Confessions and topics run the gamut: crushes on professors and students; happening spots around town; feelings of depression; sexcapades on and off-campus; complaints about professors; fetishes; wild parties; STDs; pregnancy; drug use.
Some confessions and corresponding comments are harmless, some even positive or uplifting; but many times they’re downright malicious. The use of foul language is also fairly common.
The pages have prompted consternation for campus administrators, who have no control over them. They’re created by unknown “administrators” who review then post the submissions, and are not officially affiliated with the universities whose names they bear.
While most students quoted in campus newspapers said they see the pages as harmless fun, they also prompt drama and controversy.
When one Boise State University poster “confessed to having a camera installed in the women’s showers … that streamed to his or her computer, representatives from University Housing quickly denied this claim,” reports the Arbiter Online student newspaper.
The Boise page was created on Jan. 23 and a week later had nearly 1,500 “Likes” and hundreds of confessions, the paper reported.
“Boise State students took full advantage of that anonymity, dishing dirt on everything from wild parties to sexually transmitted diseases to embarrassing stories to feeling alone and struggling to find friends on campus,” according to the Arbiter.
The school’s communications department chairman Rick Moore told the paper “some of that content might even have been breaking the law by making false claims about Boise State students.”
It has since been shut down, but it’s unclear by whom. Other university Facebook confession pages have also mysteriously closed shop recently, although how or why remains unsolved. Plenty are still going strong, however.

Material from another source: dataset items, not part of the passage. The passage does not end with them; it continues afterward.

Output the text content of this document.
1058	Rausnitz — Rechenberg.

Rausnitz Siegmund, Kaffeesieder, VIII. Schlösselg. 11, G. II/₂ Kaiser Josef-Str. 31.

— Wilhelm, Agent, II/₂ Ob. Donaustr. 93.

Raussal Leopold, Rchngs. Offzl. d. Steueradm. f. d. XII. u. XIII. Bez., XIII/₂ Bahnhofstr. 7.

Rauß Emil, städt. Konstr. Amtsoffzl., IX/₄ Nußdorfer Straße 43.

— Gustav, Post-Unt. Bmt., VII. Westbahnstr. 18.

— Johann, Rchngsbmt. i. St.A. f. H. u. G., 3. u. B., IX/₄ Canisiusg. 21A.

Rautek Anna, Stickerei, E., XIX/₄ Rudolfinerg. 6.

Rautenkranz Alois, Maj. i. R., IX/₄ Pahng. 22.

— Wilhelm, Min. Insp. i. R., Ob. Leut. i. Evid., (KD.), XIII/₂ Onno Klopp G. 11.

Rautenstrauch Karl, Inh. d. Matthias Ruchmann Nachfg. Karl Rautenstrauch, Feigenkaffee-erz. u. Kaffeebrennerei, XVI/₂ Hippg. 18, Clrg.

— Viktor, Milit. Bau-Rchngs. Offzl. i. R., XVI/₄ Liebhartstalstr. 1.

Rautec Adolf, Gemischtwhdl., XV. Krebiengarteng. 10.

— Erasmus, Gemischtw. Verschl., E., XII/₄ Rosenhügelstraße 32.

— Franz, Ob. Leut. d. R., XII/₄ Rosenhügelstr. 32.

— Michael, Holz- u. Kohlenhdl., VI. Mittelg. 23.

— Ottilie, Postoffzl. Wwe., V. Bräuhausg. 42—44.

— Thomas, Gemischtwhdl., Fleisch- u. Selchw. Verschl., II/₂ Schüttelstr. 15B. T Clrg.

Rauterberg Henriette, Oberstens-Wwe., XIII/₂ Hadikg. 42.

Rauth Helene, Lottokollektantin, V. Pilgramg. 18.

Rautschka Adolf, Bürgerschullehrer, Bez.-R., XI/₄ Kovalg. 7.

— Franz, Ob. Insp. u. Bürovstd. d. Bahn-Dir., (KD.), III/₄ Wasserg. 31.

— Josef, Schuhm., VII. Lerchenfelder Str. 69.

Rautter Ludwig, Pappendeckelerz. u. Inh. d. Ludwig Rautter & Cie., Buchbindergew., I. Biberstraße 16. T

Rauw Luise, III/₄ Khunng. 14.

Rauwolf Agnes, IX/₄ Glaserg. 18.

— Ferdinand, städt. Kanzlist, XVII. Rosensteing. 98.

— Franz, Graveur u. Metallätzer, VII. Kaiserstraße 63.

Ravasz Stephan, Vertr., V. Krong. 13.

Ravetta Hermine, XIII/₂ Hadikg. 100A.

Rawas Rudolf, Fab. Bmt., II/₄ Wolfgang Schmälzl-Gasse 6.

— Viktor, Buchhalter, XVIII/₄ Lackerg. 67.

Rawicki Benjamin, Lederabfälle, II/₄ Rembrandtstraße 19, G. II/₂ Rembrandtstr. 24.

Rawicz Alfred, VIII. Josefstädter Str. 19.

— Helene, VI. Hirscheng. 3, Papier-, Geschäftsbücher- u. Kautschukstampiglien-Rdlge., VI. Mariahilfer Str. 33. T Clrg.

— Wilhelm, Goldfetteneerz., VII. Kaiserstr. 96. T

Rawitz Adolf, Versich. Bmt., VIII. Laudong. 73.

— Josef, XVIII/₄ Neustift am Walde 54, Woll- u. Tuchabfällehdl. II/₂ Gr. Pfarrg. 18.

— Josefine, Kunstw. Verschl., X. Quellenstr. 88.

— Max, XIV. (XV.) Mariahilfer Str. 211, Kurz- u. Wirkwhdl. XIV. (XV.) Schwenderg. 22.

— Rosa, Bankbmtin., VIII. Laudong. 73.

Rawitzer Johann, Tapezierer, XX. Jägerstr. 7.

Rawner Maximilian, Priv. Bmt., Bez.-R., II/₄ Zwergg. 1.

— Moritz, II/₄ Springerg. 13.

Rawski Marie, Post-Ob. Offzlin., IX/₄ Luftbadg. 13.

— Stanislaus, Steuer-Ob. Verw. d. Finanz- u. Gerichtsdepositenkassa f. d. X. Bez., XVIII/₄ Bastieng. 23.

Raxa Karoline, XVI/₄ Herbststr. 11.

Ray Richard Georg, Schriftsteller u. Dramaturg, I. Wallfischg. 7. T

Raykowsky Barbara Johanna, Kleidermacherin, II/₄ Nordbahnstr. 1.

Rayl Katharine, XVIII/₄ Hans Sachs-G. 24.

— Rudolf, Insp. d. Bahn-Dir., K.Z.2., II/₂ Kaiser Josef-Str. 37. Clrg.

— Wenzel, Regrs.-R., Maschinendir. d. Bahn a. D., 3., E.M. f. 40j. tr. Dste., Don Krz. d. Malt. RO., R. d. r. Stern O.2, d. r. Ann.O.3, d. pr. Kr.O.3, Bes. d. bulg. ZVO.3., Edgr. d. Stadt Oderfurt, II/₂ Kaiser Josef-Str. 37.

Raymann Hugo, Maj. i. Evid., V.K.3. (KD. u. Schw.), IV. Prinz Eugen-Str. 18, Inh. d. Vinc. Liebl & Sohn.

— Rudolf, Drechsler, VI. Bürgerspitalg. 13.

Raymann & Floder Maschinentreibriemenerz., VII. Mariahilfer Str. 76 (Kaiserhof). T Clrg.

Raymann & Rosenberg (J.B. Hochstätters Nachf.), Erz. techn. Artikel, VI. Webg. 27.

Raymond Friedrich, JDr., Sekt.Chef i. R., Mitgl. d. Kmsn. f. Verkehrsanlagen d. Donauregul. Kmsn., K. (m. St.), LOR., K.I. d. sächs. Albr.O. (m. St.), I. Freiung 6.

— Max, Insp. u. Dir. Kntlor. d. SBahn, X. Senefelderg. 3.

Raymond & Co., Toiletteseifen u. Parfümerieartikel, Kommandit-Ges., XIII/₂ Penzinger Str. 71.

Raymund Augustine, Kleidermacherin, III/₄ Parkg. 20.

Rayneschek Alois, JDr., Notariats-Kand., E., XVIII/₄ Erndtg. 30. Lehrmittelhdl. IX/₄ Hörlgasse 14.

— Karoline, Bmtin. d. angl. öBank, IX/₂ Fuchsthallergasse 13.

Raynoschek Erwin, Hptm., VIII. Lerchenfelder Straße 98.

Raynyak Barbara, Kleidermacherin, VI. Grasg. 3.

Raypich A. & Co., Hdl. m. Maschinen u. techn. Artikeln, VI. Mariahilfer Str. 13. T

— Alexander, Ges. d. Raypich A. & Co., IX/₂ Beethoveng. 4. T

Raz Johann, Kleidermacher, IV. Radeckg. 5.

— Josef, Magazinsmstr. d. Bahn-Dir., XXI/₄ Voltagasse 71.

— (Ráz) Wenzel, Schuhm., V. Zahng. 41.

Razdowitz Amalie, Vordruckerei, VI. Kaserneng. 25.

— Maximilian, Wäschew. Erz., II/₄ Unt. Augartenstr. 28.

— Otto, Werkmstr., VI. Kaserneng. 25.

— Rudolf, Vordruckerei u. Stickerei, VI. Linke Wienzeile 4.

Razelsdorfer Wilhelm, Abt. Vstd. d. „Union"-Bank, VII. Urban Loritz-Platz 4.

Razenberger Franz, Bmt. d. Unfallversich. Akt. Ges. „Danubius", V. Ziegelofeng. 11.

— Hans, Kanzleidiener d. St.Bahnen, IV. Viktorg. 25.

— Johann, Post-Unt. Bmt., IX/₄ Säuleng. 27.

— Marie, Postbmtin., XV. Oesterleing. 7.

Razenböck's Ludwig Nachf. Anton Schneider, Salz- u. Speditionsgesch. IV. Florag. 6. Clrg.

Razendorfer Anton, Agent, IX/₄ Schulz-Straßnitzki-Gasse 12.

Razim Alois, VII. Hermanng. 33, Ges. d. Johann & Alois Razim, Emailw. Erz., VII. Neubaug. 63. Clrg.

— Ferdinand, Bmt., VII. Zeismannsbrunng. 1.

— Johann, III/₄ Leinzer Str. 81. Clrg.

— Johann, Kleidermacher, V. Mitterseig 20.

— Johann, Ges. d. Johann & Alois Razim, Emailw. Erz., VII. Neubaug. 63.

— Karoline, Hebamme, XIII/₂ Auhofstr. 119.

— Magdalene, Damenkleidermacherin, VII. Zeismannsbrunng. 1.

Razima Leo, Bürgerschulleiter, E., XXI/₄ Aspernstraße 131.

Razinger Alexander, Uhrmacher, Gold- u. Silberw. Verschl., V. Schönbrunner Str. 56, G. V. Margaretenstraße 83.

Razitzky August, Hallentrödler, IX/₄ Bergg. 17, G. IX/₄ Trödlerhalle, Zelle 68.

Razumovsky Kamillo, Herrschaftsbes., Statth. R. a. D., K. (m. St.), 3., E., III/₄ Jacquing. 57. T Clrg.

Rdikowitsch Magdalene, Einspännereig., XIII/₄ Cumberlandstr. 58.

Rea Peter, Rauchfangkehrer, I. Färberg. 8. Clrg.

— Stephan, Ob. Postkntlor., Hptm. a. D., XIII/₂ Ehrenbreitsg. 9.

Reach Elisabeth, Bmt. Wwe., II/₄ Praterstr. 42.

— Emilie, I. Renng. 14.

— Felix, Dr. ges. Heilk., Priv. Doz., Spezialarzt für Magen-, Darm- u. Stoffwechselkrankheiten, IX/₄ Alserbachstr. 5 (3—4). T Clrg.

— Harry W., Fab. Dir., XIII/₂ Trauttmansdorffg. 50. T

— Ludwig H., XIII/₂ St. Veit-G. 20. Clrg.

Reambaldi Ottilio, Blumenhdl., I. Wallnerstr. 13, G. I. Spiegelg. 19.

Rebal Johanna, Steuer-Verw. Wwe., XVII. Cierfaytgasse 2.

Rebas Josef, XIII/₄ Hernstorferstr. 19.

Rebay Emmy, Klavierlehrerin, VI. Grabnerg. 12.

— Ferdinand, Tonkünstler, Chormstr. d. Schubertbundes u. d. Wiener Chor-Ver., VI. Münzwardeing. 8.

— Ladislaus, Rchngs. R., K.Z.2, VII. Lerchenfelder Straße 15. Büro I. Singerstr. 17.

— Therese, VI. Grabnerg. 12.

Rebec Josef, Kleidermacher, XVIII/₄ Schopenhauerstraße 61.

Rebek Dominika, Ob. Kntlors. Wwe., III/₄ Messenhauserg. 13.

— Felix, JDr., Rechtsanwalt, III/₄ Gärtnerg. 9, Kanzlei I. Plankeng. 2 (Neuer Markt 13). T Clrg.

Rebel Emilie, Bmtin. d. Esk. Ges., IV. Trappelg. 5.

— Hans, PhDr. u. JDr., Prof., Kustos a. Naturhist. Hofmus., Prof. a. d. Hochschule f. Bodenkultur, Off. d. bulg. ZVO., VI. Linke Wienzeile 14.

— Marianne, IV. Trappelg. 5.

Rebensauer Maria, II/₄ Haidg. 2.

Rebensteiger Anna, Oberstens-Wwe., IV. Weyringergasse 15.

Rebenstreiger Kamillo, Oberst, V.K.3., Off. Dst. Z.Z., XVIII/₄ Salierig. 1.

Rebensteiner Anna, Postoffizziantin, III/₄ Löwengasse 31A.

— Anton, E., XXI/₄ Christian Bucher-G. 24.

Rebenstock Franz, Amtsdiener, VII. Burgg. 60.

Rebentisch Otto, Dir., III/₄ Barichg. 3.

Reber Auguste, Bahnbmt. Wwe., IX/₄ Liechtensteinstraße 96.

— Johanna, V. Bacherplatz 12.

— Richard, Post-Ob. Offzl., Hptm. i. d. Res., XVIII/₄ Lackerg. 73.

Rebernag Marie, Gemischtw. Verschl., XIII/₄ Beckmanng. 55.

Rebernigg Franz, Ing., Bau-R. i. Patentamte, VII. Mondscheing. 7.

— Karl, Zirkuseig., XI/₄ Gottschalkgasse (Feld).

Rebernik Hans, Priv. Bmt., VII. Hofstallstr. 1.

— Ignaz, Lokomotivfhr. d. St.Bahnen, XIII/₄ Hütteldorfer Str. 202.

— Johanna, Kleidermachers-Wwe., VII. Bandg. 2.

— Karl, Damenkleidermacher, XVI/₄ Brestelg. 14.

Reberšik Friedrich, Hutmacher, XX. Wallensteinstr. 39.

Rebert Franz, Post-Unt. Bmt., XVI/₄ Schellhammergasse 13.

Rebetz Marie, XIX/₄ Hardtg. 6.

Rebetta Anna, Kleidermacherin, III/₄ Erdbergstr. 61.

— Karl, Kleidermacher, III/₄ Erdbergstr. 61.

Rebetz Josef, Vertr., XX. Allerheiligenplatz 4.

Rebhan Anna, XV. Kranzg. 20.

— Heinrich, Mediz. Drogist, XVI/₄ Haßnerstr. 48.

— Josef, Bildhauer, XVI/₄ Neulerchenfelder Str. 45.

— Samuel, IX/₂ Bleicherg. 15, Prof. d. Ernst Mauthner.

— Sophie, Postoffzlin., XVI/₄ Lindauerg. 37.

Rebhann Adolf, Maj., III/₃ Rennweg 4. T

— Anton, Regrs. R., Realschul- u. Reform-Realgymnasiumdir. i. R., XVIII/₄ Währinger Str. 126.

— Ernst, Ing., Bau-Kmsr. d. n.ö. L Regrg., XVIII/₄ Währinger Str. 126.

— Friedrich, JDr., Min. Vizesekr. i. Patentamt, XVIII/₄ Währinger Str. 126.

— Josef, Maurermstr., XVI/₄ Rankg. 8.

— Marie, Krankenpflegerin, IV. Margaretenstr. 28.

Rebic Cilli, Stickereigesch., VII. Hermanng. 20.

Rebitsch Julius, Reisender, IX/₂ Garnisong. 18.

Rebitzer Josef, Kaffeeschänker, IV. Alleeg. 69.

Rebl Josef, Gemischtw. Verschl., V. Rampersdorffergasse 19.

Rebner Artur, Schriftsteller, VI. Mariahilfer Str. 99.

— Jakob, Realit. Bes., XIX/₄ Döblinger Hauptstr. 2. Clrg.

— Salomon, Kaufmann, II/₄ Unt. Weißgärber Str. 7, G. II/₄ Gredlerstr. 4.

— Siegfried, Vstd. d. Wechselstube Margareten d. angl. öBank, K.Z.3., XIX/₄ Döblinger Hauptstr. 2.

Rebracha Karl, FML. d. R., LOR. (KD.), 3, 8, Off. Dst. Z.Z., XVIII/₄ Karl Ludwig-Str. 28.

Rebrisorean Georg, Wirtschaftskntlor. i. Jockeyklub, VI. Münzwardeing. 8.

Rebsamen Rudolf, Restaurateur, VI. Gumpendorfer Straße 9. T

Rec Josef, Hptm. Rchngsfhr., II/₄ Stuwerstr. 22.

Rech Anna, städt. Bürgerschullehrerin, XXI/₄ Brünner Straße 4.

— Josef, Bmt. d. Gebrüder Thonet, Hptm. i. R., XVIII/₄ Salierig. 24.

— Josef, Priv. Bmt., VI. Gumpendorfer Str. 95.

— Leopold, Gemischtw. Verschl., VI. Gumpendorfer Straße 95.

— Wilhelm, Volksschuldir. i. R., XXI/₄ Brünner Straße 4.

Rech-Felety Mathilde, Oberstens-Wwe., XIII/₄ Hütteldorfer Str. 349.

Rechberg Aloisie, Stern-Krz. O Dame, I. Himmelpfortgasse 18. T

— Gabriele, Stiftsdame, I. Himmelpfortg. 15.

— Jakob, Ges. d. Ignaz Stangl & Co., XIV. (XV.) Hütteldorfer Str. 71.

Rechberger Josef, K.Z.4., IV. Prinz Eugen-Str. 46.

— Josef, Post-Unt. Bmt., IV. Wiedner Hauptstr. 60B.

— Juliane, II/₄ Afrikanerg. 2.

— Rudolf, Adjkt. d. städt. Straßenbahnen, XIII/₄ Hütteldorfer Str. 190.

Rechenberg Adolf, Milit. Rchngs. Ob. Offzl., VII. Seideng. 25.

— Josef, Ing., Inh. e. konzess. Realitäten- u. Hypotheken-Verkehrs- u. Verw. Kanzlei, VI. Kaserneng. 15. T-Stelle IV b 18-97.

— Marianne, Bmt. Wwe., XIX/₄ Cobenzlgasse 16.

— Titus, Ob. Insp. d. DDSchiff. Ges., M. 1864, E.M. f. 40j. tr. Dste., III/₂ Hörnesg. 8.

The University of Arizona’s Daily Wildcat student newspaper reports its school’s secrets page – which has more than 7,000 “Likes” – chronicles activities “like drinking and drug use, but other posts cover embarrassing incidents, sex, relationships and more.”
The article quotes Kathy Riester, associate dean of students, who warned if a student posts they are going to do something illegal, and their identify can be determined, there could be consequences.
At Binghamton University in New York, its page came under scrutiny when a series of comments appeared to be a blatant attack on a specific person, according to the Pipe Dream student newspaper.
The degrading posts were deleted, but the page’s mediator told the paper mentioning specific names would continue to be allowed as long as they are not disrespectful, negative or malicious.
At Seattle University, one student voiced concern over some students who use it to express serious problems. The page has included “posts on severe topics such as depression, suicide, bulimia and anorexia,” The Spectator student newspaper reports.
“There’s actually some really depressing things on it,” Seattle University student Missy Davis told the paper. “It’s almost like a cry of help sometimes and the people that read it aren’t therapists and it’s not like they can do anything about it.”
The various pages have also sparked debate about campus curriculums and professors who rant. Such was the case when a New York University “Secrets” page post complained of a professor who Bible bashed during lectures. The post and its comments prompted several news reports.
For the 4-month-old confessions page for Swansea University in the UK, its call for students to write their “most disgusting, hilarious, embarrassing confessions,” were too much for campus officials, according to The Waterfront student newspaper.
“University regulations clearly state that it is a disciplinary offense to engage in behavior which could bring the university into disrepute – this includes social media activity,” said Swansea officials in a statement published by the paper. “Students are sharing personal information (including explicit content) with an anonymous page administrator, who has no accountability. There is no evidence that the page administrator is even a fellow student. As a result, participants’ personal details could potentially be made publicly available – for viewing by fellow students, staff, public, press, potential employers, etc.”
Jennifer Kabbany is assistant editor of The College Fix.